Rodatz, Poör and Kissinger [5] showed that using ZX calculus one can transform an \( [[n,k,d]] \) qubit stabilizer code with generator weight at most \( m \) into an \( [[n+\lceil m/2 \rceil + \ell, k, d']] \) dynamical code built only from single and two qubit operations, where \( \ell \leq \log_{2} m \) and the new distance obeys \( d' \geq d \). This transformation can often be applied while keeping the interactions local in a low dimensional layout, which is important for practical fault tolerance.
More generally, Xu and Dua developed a spacetime concatenation framework. Here one views the dynamical code as the result of concatenating small spatial gadgets for each qubit with temporal gadgets that couple different time slices, under conditions that preserve locality, fault tolerance and spacetime distance.
These results convince me that dynamical codes should be regarded less as exotic outliers and more as a flexible way to package familiar stabilizer codes into protocols that better match hardware constraints.
Approximate dynamical codes
So far I have focused on exact error correction, where logical information is perfectly protected below a certain distance or threshold. Approximate dynamical codes relax this requirement and only demand that logical noise be suppressed up to a specified tolerance.
Basak and collaborators [4] constructed several approximate dynamical codes within the strategic code framework and analyzed them using semidefinite programming techniques. They also introduced a temporal version of the Petz recovery map that is specifically tailored to the time dependent structure of these codes.
Approximate schemes are particularly attractive in near term settings where we may not have enough qubits or coherence time to reach fully fault tolerant regimes but can already gain significant robustness against dominant noise processes. In my view, combining approximate quantum error correction with dynamical schedules is a promising direction for practical applications.
Why I find dynamical codes exciting
To close, I want to share why I personally find dynamical codes so compelling. First, they encourage me to think of error correction as a spacetime object, not just as a static subspace or a stabilizer table.
Second, they seem to match hardware realities surprisingly well. Many near term platforms provide simple local interactions and repetitive measurements more naturally than they provide large weight multi qubit checks, and dynamical codes are tailor made to exploit exactly that regime.
Third, the theory is still developing rapidly. New notions like masked distance, spacetime concatenation and approximate dynamical recovery maps give us a refined language to talk about protection in the time direction, with direct implications for how we design decoders and benchmarks.
If you like thinking about quantum error correction as an interplay between topology, algebra and dynamics, then dynamical codes offer a very rich playground that is only starting to be mapped out.
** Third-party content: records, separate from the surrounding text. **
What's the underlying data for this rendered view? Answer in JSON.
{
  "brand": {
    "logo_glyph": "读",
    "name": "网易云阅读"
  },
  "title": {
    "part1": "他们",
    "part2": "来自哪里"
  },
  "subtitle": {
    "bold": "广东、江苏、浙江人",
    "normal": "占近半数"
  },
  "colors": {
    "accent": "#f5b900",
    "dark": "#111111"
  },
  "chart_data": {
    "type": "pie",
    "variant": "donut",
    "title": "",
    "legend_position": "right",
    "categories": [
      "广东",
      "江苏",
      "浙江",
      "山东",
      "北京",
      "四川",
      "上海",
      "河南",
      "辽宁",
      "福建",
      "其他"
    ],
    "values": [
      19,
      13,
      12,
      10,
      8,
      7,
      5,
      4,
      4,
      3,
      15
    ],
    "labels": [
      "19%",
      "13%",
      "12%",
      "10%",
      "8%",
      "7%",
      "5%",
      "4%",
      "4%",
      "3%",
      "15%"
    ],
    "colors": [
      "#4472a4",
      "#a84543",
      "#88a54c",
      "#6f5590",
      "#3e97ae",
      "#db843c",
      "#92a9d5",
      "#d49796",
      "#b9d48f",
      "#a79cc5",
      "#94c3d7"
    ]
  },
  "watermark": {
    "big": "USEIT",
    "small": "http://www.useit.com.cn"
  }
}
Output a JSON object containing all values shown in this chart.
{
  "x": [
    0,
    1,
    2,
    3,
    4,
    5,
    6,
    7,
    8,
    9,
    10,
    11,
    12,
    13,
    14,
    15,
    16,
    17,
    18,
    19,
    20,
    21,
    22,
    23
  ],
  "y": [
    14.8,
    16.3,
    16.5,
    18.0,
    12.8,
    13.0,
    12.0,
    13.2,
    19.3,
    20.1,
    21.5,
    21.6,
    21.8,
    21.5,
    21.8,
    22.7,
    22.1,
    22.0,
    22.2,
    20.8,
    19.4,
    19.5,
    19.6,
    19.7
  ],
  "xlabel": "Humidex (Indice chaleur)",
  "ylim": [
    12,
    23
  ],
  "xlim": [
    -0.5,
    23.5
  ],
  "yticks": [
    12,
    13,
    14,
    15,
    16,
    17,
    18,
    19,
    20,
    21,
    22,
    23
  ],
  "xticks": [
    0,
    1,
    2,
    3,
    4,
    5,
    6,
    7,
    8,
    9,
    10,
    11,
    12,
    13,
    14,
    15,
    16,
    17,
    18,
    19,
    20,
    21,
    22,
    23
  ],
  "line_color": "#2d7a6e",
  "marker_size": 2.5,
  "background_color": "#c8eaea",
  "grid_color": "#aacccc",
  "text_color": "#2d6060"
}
I hope this post helped sketch the landscape and pointed you to some of the key constructions and ideas.
References
- M. B. Hastings and J. Haah, "Dynamically Generated Logical Qubits," Quantum 5, 564 (2021), arXiv:2107.02194.
- M. Davydova, N. Tantivasadakarn, S. Balasubramanian, and D. Aasen, "Quantum computation from dynamic automorphism codes," Quantum 8, 1448 (2024), arXiv:2307.10353.
- E. X. Fu and D. Gottesman, "Error Correction in Dynamical Codes," Quantum 9, 1886 (2025), arXiv:2403.04163.
- N. Basak, A. Tanggara, A. Mohan, G. Paul, and K. Bharti, "Approximate Dynamical Quantum Error Correcting Codes," arXiv:2502.09177 (2025).
- B. Rodatz, B. Poör, and A. Kissinger, "Floquetifying stabiliser codes with distance preserving rewrites," arXiv:2410.17240 (2024).